Les réalisations attestées de la CIC-implicite donnent-elles des indications que la nature de

l’implicite structuré est une tête nulle, plutôt qu’une tête non épelée ? Considérons les exemples

suivants :

(105) a. Il chante e que ça fait plaisir.

b. ‘Il chante tellement bien que ça fait plaisir.’

(106) a. Il danse e que c’est merveilleux.

b. ‘Il danse tellement bien que c’est merveilleux.’

Les interprétations en (105b) et (106b) des exemples en (105a) et (106a) comprennent un effet

adverbial de qualité (avec le sens de « bien ») en plus de l’intensification, c’est-à-dire, c’est le

degré de la qualité des actions que les verbes chanter et danser expriment qui est en

augmentation.

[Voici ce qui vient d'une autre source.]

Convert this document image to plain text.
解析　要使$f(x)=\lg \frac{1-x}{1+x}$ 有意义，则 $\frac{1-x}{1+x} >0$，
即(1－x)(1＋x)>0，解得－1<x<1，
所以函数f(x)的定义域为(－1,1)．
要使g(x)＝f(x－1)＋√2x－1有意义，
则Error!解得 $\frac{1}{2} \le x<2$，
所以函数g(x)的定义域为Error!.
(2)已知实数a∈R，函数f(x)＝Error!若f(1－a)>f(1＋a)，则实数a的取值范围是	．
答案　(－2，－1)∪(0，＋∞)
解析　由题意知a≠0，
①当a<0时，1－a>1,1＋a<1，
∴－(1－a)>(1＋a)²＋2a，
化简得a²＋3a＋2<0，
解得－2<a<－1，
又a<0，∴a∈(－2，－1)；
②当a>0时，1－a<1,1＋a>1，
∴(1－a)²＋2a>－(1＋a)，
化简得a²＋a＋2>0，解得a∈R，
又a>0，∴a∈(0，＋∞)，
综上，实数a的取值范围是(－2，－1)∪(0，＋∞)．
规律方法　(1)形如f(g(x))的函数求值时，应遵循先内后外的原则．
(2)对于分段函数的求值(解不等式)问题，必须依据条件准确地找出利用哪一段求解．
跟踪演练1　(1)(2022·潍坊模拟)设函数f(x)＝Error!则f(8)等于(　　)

Si on adopte l’approche par tête non épelée, où l’élément e correspond à l’élément

tellement, le remplacement de e avec tellement (une sorte de test de reconstitution) dans les

exemples (105a) et (106a) produit les réalisations de la CIC-explicite en (107) et (108) qui ont

des interprétations bien différentes des interprétations indiquées en (105b) et (106b) :

(107) Il chante tellement que ça fait plaisir.

(108) Il danse tellement que c’est merveilleux.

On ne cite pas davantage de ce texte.